Synthesis and Anticancer Activity Assessment of Zelkovamycin Analogues
Xinrong Xie,
Hongshun Huang,
Yogini S. Jaiswal,
Shaoyang Su,
Linxia Yang,
Yu Fan,
Yifu Guan,
Leonard L. Williams,
Hedong Bian
Affiliations
Xinrong Xie
Key Laboratory of Chemistry and Engineering of Forest Products (State Ethnic Affairs Commission), Guangxi Collaborative Innovation Center for Chemistry and Engineering of Forest Products, School of Chemistry and Chemical Engineering, Guangxi Minzu University, Nanning 530006, China
Hongshun Huang
Key Laboratory of Chemistry and Engineering of Forest Products (State Ethnic Affairs Commission), Guangxi Collaborative Innovation Center for Chemistry and Engineering of Forest Products, School of Chemistry and Chemical Engineering, Guangxi Minzu University, Nanning 530006, China
Yogini S. Jaiswal
Center for Excellence in Post Harvest Technologies, North Carolina Agricultural and Technical State University, The North Carolina Research Campus, Kannapolis, NC 28081, USA
Shaoyang Su
Department of Applied Chemistry Teaching and Research, Guangxi Vocational University of Agriculture, Nanning 530007, China
Linxia Yang
Key Laboratory of Chemistry and Engineering of Forest Products (State Ethnic Affairs Commission), Guangxi Collaborative Innovation Center for Chemistry and Engineering of Forest Products, School of Chemistry and Chemical Engineering, Guangxi Minzu University, Nanning 530006, China
Yu Fan
Key Laboratory of Chemistry and Engineering of Forest Products (State Ethnic Affairs Commission), Guangxi Collaborative Innovation Center for Chemistry and Engineering of Forest Products, School of Chemistry and Chemical Engineering, Guangxi Minzu University, Nanning 530006, China
Yifu Guan
Key Laboratory of Chemistry and Engineering of Forest Products (State Ethnic Affairs Commission), Guangxi Collaborative Innovation Center for Chemistry and Engineering of Forest Products, School of Chemistry and Chemical Engineering, Guangxi Minzu University, Nanning 530006, China
Leonard L. Williams
Center for Excellence in Post Harvest Technologies, North Carolina Agricultural and Technical State University, The North Carolina Research Campus, Kannapolis, NC 28081, USA
Hedong Bian
Key Laboratory of Chemistry and Engineering of Forest Products (State Ethnic Affairs Commission), Guangxi Collaborative Innovation Center for Chemistry and Engineering of Forest Products, School of Chemistry and Chemical Engineering, Guangxi Minzu University, Nanning 530006, China
The zelkovamycin family is a class of cyclic octapeptides with potent antibacterial and antiviral activity.

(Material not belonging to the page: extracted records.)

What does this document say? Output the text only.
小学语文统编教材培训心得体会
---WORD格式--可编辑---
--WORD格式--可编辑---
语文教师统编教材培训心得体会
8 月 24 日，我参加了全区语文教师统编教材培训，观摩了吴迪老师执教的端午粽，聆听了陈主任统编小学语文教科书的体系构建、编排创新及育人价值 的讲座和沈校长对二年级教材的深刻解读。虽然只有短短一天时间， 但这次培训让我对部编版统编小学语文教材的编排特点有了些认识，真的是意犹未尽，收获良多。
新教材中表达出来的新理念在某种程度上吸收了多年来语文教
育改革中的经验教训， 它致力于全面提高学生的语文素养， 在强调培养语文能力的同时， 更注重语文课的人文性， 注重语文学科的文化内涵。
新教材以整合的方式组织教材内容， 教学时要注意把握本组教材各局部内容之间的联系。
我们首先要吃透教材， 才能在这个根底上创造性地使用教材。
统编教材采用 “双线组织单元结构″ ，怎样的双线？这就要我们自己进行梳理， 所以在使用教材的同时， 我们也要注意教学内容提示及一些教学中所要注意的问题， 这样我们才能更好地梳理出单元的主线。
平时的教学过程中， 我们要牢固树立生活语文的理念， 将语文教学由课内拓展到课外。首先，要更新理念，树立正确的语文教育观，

Due to their unique chemical structures and excellent bioactivity, zelkovamycins have consistently attracted the interest of synthetic chemists. However, only the total synthesis of zelkovamycin and zelkovamycin G has been reported until now. The current work presents, for the first time, the synthesis of zelkovamycin analogues, along with their anticancer activity assessment. Firstly, the corresponding chain peptide based on the amino acid sequence of zelkovamycin H was synthesized using the Fmoc solid-phase peptide strategy. This was followed by cyclization under high dilution conditions to obtain compound 21, and its structure was elucidated by NMR analysis. The results confirm that compound 21 is not the natural product of zelkovamycin H. We deduced that during the synthesis of peptide 12, the D-Abu residue epimerized to the L-Abu form, leading to the formation of peptide 20, which blocked our efforts during the synthesis of zelkovamycin H. Two more analogues, 22 and 23, were synthesized by changing the structure of amino acid residues using the same strategy. The anticancer activity of analogues 21–23 against Huh-7 cells was evaluated in vitro; however, their IC50 values were >50 μM.